Patrick Drahi, le propriétaire d'Altice, la maison-mère de SFR. (Crédits : Reuters)
Lesté d'une dette de près de 50 milliards d'euros, le groupe de télécoms et de médias de Patrick Drahi, maison-mère de SFR en France, multiplie les opérations de refinancement pour repousser toujours plus loin ses échéances de remboursement.

Il n'y a pas de temps à perdre. Depuis quelques mois, le groupe de télécoms et de médias de Patrick Drahi est particulièrement actif sur le front de la dette. Il faut dire qu'après les acquisitions de SFR (pour 17,4 milliards d'euros) et des câblo-opérateurs américains Suddenlink et Cablevision (pour un total de 23,6 milliards d'euros), celle-ci se situe désormais à 49 milliards d'euros. Un niveau stratosphérique atteint en un temps record puisqu'en 2013, elle n'était que de 2,7 milliards d'euros. C'est pourquoi aujourd'hui, profitant des taux d'intérêt bas, le groupe multiplie les opérations de refinancement. L'objectif est double: repousser les échéances de remboursement tout en diminuant, au passage, les frais financiers.
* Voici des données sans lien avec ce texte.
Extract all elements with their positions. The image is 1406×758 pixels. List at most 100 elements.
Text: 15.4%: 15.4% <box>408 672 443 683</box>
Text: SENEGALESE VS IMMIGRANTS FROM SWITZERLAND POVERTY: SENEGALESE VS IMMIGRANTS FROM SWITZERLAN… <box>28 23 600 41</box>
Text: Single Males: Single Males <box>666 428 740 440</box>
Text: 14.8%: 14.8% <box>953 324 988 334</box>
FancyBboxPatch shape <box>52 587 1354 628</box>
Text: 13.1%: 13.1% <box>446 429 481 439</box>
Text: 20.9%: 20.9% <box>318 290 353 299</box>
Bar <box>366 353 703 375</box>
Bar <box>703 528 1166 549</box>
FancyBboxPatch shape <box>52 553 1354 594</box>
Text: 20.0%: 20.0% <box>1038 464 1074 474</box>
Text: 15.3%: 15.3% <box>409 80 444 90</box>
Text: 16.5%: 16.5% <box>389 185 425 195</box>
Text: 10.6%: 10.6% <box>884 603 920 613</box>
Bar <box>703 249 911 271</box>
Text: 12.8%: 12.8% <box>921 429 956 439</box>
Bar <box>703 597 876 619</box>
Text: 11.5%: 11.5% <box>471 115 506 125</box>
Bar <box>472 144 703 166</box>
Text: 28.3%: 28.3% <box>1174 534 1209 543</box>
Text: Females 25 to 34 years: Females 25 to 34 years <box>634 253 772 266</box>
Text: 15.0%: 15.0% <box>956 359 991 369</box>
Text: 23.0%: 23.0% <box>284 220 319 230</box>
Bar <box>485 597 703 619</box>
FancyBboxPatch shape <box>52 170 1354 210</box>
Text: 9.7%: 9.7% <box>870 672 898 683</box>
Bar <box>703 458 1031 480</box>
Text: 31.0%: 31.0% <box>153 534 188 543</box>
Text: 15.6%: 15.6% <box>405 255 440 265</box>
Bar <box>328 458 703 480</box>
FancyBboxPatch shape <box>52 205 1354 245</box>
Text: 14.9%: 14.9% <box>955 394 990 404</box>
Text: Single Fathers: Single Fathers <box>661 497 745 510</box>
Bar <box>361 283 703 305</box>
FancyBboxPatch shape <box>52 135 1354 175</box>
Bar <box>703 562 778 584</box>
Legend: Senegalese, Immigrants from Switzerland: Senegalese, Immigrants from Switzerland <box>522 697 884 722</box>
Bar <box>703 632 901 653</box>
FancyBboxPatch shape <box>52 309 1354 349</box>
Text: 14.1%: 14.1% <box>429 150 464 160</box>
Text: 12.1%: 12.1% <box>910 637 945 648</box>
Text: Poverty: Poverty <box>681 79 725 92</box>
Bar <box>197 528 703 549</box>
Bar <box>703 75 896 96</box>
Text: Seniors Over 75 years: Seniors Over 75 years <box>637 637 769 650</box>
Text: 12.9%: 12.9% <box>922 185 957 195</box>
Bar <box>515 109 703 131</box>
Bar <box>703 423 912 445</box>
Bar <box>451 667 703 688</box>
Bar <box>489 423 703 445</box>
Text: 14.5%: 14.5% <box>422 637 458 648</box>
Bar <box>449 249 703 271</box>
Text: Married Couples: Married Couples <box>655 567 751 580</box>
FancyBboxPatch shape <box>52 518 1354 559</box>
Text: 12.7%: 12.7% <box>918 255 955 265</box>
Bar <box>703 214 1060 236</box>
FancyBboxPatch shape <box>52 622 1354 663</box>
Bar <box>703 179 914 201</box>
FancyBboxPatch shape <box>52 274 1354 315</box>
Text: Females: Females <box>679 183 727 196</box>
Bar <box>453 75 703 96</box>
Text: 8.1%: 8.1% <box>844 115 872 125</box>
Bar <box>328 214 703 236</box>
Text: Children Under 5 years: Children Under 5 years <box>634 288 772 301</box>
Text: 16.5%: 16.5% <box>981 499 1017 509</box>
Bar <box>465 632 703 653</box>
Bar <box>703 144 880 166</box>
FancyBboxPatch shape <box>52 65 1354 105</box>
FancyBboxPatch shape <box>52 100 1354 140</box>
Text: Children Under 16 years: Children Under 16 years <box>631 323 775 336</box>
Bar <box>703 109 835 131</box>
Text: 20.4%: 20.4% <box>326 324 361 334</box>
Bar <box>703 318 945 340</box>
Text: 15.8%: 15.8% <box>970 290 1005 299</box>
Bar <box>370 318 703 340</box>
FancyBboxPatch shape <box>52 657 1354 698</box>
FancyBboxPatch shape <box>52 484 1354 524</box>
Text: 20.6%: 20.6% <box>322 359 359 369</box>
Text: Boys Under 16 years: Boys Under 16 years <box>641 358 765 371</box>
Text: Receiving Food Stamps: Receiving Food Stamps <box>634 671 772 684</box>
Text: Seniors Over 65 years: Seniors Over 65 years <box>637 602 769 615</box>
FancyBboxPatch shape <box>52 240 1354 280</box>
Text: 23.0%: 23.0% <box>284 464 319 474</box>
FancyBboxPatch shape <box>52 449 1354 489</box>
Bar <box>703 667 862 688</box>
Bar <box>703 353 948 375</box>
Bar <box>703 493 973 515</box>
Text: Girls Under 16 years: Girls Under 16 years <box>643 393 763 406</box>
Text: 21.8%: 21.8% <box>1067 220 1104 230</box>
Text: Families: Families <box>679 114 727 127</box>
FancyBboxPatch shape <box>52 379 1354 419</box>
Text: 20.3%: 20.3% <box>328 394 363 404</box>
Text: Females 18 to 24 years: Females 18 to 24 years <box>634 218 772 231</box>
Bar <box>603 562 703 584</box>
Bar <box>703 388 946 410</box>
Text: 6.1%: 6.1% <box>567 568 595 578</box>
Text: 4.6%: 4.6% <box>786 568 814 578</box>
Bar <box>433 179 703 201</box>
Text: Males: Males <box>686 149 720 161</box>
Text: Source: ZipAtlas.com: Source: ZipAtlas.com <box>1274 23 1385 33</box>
Ce lundi, Altice a annoncé avoir refinancé quelque 2,3 milliards d'euros de dettes de SFR auprès d'investisseurs institutionnels. Dans un communiqué, le groupe précise que l'opération va porter la maturité moyenne de la dette de l'opérateur de 7,3 à 7,6 ans, en réduisant son coût moyen pondéré de 5,3 à 5,2%. D'après Dennis Okhuijsen, le directeur financier d'Altice, le groupe a fait de ce type de renégociations une de ses grandes priorités. Dans le communiqué, il précise que depuis début 2016, Altice "a refinancé un peu plus de 20 milliards d'euros de dettes, prolongeant la maturité moyenne de la dette du groupe de 18 mois, tout en conservant son coût moyen".

L'ombre de Jean-Marie Messier

En communiquant largement sur les "succès" de telles opérations, Altice souhaite couper l'herbe sous le pied de ses détracteurs. Patrick Drahi n'est pas dupe : il sait que son énorme dette renvoie souvent l'image d'un colosse aux pieds d'argile, ce qui inquiète plus d'un observateur. Tous ont notamment en mémoire la chute de Jean-Marie Messier, l'ex-tout puissant patron de Vivendi. Lequel, plombé par une dette monstre, a vu son conglomérat mêlant télécoms et médias s'effondrer à la charnière des années 2000.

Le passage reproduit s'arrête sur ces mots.